Where to go in Napa Valley

Our recent trip to the town of Napa included a two-night stay at Napa River Inn, a downtown upscale boutique hotel in the century-old historic mill overlooking the Napa River. It is literally walking distance to some of the city’s best restaurants and shops. The city’s vibrant downtown offers opportunities to stroll, nosh and shop from the West End to the iconic River Walk. Hit by an earth-quake a little over a year ago, the downtown area has come back full scale. 

1. Oakville and Rutherford

Midway between Napa and Calistoga are the towns of Oakville and Rutherford, home to famous wineries of Robert Mondavi and Silver Oak. Among Napa Valley’s famed Cabernets, those hailing from this area have an especially passionate following, and count me among them. St. Helena, known as Napa Valley’s Main Street, is home to the Culinary Institute of America. The institute is housed in the grand stone building that was once the Christian Brothers Winery.
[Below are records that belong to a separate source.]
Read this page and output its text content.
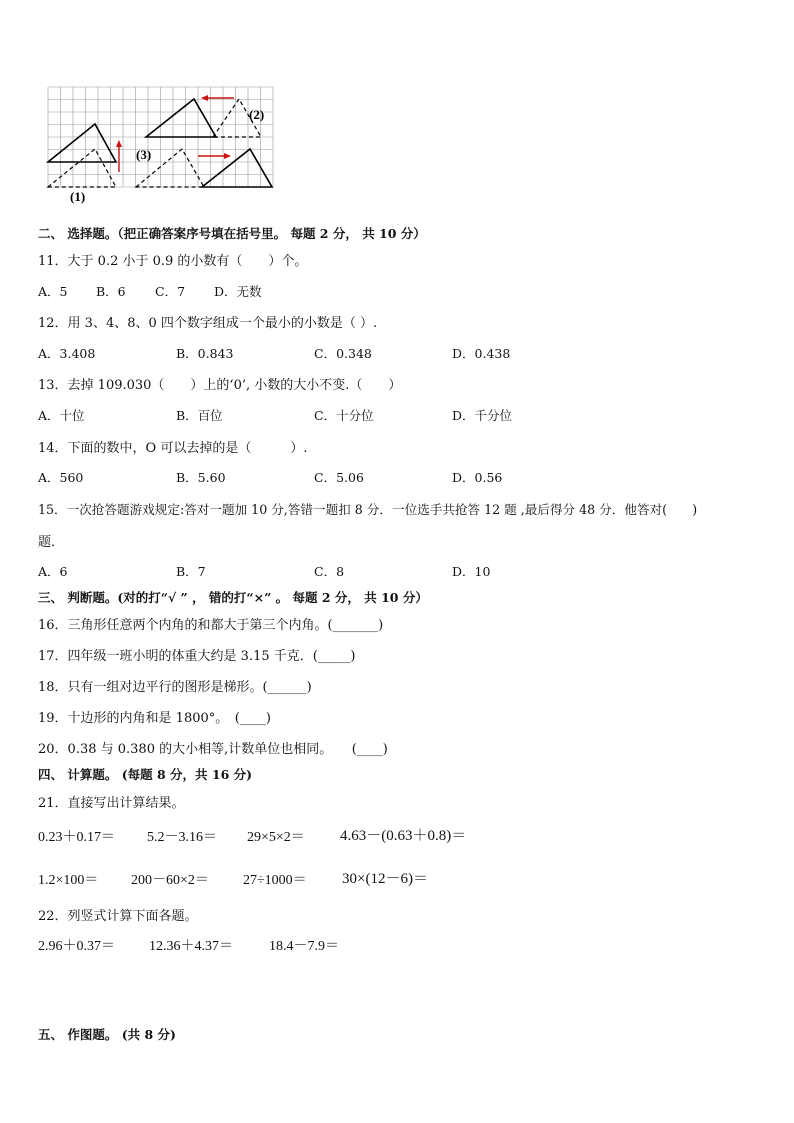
(1)
(2)
(3)
二、 选择题。（把正确答案序号填在括号里。 每题 2 分， 共 10 分）
11．大于 0.2 小于 0.9 的小数有（　　）个。
A．5 B．6 C．7 D．无数
12．用 3、4、8、0 四个数字组成一个最小的小数是（ ）.
A．3.408	B．0.843	C．0.348	D．0.438
13．去掉 109.030（　　）上的‘0’, 小数的大小不变.（　　）
A．十位	B．百位	C．十分位	D．千分位
14．下面的数中，O 可以去掉的是（　　　）.
A．560	B．5.60	C．5.06	D．0.56
15．一次抢答题游戏规定:答对一题加 10 分,答错一题扣 8 分．一位选手共抢答 12 题 ,最后得分 48 分．他答对(　　)
题．
A．6	B．7	C．8	D．10
三、 判断题。(对的打“√ ” ， 错的打“×” 。 每题 2 分， 共 10 分）
16．三角形任意两个内角的和都大于第三个内角。(_______)
17．四年级一班小明的体重大约是 3.15 千克．(_____)
18．只有一组对边平行的图形是梯形。(______)
19．十边形的内角和是 1800°。　(____)
20．0.38 与 0.380 的大小相等,计数单位也相同。　　(____)
四、 计算题。 (每题 8 分，共 16 分)
21．直接写出计算结果。
0.23＋0.17＝ 5.2－3.16＝ 29×5×2＝ 4.63－(0.63＋0.8)＝
1.2×100＝ 200－60×2＝ 27÷1000＝ 30×(12－6)＝
22．列竖式计算下面各题。
2.96＋0.37＝ 12.36＋4.37＝	18.4－7.9＝
五、 作图题。 (共 8 分)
It offers superb culinary classes, a tasting bar and an acclaimed onsite eatery.

2. Yountville 

On one occasion I had the opportunity to sit down for lunch with Chef Cindy Pawlcyn at Cindy’s Back Street Kitchen and hear about her love for this special place she calls home. Yountville, the culinary capital of Napa Valley, is upscale with a small town charm. World-class spas, hotels and more than a few notable restaurants and wineries are found here. Located within walking distance of the town’s well-appointed hotels, small luxury inns, premium wineries, activities and shopping, one can indulge oneself with a romantic, quiet dinner for two, casual patio dining, a leisurely lunch overlooking a vineyard or a cappuccino and croissant curbside. Just one taste of life here and you will keep coming back. Our stay here was most enjoyable as we were in one of the North Block Hotel's individually decorated guest rooms with a balcony overlooking a courtyard. The staff was warm and friendly and they invited us back. Walk across the courtyard you are at Redd Wood, the newest outlet for local chef Richard Reddington, where we enjoyed a delicious and most relaxing meal in what I call casual elegance. 

Chateau Montelena Winery Calistoga

3. Calistoga 

Calistoga has the charm of a small town and the sophistication of a European spa. Famous for its natural hot springs, castle style resorts and healing mud baths it has become Napa Valley’s number one spa town. My visit here allowed for a most relaxing stay at Calistoga Spa Hot Springs, where we soaked hours in the four outdoor mineral water pools. We found Napa Valley to be very easy to get around from north to south and east to west with the connecting roads and highways that were planned with great creativity by nature it seemed.

We will definitely visit again at Harvest Time to experience the excitement and joy of the region.